Report warns Africa on perils of deals with tech behemoths

African head of state during the signing of African Continental Free Trade Area. FILE PHOTO | NMG

What you need to know:

  • Critics, however, say e-commerce liberates small and medium-sized businesses in Africa to export goods they could never previously afford to sell.
  • The Observer newspaper quotes Ms Susan Aaronson, a digital trade expert at George Washington University, as saying that African countries do have the right to say to tech firms “you need to pay for our data and you need to be transparent about the way you do it.”
  • They also say that the states’ attempts to keep data in local servers prevents tech firms from benefiting from economies of scale by housing it in vast hubs across the globe.
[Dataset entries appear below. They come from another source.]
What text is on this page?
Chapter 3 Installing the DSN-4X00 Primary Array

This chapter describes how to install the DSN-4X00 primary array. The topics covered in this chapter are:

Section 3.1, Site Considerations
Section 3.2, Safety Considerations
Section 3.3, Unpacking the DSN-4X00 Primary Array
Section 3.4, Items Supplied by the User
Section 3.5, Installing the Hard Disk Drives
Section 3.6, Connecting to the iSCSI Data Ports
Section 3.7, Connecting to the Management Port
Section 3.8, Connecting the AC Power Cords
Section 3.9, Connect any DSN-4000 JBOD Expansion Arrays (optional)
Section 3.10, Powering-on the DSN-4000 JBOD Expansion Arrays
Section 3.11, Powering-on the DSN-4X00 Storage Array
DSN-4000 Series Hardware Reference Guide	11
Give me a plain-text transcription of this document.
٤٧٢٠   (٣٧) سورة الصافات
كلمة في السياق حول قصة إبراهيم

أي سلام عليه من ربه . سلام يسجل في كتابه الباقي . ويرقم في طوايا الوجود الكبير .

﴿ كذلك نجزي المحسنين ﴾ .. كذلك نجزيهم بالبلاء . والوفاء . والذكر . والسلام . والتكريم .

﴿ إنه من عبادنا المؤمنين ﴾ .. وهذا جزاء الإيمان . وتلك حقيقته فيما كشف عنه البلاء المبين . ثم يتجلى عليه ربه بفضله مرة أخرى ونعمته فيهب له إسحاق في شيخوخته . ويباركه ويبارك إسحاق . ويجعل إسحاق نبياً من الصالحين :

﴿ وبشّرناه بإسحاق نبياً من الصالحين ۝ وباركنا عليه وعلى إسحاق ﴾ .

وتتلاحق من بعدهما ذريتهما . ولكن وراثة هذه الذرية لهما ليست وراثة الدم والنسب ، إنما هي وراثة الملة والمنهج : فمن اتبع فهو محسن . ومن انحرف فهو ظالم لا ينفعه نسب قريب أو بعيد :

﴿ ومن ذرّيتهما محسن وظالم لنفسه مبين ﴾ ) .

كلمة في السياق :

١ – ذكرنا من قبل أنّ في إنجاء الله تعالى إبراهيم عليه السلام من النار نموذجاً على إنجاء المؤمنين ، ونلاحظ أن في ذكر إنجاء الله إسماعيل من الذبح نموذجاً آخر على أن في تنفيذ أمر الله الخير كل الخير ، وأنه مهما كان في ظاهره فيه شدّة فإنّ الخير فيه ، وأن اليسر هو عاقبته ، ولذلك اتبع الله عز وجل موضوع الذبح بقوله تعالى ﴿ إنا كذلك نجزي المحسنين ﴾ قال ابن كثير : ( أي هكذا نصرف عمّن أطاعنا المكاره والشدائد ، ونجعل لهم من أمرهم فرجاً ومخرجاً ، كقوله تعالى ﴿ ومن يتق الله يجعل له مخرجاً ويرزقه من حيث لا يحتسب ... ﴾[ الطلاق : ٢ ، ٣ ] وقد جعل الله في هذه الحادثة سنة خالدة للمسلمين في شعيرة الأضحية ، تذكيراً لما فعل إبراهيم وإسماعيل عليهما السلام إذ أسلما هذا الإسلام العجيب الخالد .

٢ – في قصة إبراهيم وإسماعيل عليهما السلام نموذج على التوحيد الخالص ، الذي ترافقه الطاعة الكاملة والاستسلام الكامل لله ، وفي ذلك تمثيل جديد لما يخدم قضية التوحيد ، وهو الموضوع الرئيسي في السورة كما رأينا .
Kenya’s decision to pull out of a new free trade pact with China after it decided the deal was too one-sided last week, is illustrative of the problems African nations face in their relations with large technology firms, a new report says.

The UK-based campaign group Global Justice Now is warning of an “e-pocalypse” for African countries because of Western firms’ dominance in selling digital services over local companies in poorer nations.

Mr Nick Dearden, head of Global Justice Now, says it is essential that developing countries retain their citizens’ data within their borders to avoid the core of their economies being directed from abroad. He believes the idea that countries should be passive receivers of Western technology, and borrow heavily on international financial markets to pay for it, means they become prey to the whims of foreign businesses.

The report says that sub-Saharan Africa, in particular, is seen as quite exposed after decades of under-investment that has left many countries with little choice than to accept the terms laid down by tech titans.

“Tech companies like to project a modern, progressive image to the world. But under the surface, companies like Google, Facebook, Amazon and Uber are pursuing an agenda that could hand them dangerous levels of control over our lives and profoundly harm economic development in the global south,” the report says.

Critics, however, say e-commerce liberates small and medium-sized businesses in Africa to export goods they could never previously afford to sell.

The Observer newspaper quotes Ms Susan Aaronson, a digital trade expert at George Washington University, as saying that African countries do have the right to say to tech firms “you need to pay for our data and you need to be transparent about the way you do it.”

They also say that the states’ attempts to keep data in local servers prevents tech firms from benefiting from economies of scale by housing it in vast hubs across the globe.

“Without (keeping data local) it’s so much more difficult for countries to regulate and tax industries, for them to get really any benefits out of investment with no skills, jobs or technology transfer, or to nurture infant industries. It’s the central problem with the way trade deals operate,” said Mr Dearden.

A key problem is that more than 100 countries have no privacy laws at all, according to Unctad.

At a World Trade Organisation’s meeting in Argentina last year, African countries were particularly alarmed at proposals, which in effect, forced them to trade with the tech giants.